Why can’t conservatives break through on late-night TV? For years, that was an open cultural question. The left, of course, had “The Daily Show” and “Last Week Tonight With John Oliver,” among others. Once the Trump era began, progressives could also point to hosts like Stephen Colbert, Jimmy Kimmel and Seth Meyers as being politically simpatico. The right had, well, no one.
That is, until Greg Gutfeld. Formerly a health and men’s magazine editor, Gutfeld joined Fox News in 2007 to helm the later-than-late-night chat free-for-all “Red Eye.” He worked his way up the network’s schedule, and in 2021 his new show, “Gutfeld!” started airing on weekday nights at 11 p.m. on the East Coast. (It’s now on at 10 p.m.) Its format is different from traditional host-driven late-night shows: Rather than interview celebrity guests, Gutfeld presides over a round table of regular panelists, among them the former professional wrestler Tyrus and the commentator Kat Timpf, the designated (occasional) contrarian. The overall vibe is insult-heavy, aggressively anti-woke and relentlessly pro-conservative. It’s a successful formula. The show averages over three million viewers a night—numbers that dwarf its competitors’.
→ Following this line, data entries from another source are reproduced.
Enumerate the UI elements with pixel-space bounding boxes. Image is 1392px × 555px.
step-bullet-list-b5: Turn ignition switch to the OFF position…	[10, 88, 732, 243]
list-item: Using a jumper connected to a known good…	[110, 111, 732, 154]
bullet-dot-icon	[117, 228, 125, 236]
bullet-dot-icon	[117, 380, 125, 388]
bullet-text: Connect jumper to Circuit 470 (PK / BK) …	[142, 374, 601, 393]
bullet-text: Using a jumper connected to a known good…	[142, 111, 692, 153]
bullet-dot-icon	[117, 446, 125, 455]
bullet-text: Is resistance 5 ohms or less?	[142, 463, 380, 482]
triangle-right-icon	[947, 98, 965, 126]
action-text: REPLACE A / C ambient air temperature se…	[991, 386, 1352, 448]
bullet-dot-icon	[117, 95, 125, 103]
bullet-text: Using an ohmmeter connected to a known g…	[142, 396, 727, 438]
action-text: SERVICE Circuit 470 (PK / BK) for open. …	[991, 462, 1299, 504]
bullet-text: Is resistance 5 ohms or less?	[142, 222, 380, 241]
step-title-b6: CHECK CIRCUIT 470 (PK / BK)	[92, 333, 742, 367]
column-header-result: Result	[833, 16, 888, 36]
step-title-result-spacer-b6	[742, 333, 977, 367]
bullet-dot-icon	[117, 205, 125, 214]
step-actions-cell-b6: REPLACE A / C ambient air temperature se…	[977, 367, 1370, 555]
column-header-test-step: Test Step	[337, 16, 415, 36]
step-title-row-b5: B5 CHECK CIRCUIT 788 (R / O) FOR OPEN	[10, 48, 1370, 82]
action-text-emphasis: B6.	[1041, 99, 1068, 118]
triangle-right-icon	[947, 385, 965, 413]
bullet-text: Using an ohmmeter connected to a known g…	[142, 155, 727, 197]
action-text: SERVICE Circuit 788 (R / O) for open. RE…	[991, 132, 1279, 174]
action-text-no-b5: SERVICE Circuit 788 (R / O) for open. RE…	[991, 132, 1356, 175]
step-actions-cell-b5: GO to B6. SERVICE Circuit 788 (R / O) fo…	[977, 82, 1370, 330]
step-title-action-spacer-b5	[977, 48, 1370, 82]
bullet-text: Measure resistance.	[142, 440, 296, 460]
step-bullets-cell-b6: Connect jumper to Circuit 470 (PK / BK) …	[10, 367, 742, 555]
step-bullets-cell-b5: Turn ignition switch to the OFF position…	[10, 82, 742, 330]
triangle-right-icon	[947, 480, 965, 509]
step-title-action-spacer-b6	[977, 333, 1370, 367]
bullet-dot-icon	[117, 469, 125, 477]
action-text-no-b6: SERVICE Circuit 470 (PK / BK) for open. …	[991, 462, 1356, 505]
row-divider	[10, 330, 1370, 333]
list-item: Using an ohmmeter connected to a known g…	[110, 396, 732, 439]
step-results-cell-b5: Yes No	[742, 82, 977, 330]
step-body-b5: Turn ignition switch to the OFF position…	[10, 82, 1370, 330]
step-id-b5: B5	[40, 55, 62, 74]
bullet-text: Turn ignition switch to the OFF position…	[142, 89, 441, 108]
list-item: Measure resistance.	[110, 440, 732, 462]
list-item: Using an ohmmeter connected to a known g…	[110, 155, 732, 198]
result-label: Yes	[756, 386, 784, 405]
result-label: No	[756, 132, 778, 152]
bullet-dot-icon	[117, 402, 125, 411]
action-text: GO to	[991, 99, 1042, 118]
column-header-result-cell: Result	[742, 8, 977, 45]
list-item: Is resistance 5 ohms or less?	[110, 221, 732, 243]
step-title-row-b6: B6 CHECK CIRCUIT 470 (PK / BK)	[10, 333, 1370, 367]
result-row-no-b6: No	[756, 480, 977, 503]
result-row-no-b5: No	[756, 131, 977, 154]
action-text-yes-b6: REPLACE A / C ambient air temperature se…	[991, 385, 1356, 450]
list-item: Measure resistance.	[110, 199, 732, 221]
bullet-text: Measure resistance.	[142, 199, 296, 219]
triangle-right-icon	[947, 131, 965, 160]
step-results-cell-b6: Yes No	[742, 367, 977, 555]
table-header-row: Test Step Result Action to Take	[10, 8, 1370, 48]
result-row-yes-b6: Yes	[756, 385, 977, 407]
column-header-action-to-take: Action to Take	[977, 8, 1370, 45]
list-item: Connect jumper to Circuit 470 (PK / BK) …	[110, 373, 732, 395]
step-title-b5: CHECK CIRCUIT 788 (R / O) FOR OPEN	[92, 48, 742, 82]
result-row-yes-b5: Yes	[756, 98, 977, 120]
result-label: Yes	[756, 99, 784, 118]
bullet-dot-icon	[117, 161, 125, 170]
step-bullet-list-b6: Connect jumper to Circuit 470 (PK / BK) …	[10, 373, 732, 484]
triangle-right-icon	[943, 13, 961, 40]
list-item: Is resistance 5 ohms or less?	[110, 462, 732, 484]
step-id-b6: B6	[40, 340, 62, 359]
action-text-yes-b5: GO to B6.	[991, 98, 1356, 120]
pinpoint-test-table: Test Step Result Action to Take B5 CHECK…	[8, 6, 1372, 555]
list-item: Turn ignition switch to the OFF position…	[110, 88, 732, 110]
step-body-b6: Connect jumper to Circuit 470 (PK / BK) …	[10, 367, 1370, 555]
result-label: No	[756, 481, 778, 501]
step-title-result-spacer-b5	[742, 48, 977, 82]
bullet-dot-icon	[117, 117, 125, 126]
Marchese is widely touted for his skill as an interviewer. For that reason, we were struck by some of the things he failed to report and discuss in this interview / profile hybrid.
Based on its viewership numbers, the Fox News Channel stands astride the "cable news" world as a modern colossus. It is therefore altogether fitting and proper that one of its most-watched performers is now being profiled by Blue America's most important newspaper.
That said, what kind of journalism is this, which may almost seem to go from bad to worse? Some of Marchese's effort in his interview / profile can perhaps be seen as enlightening. We were much more struck by the elements of Gutfeldism Marchese failed to directly report and thereby chose to disappear.
Gutfeld's style is "insult-heavy," Marchese correctly writes. One basic question would be this:
What keeps reporters at the Times from quoting his endless remarks?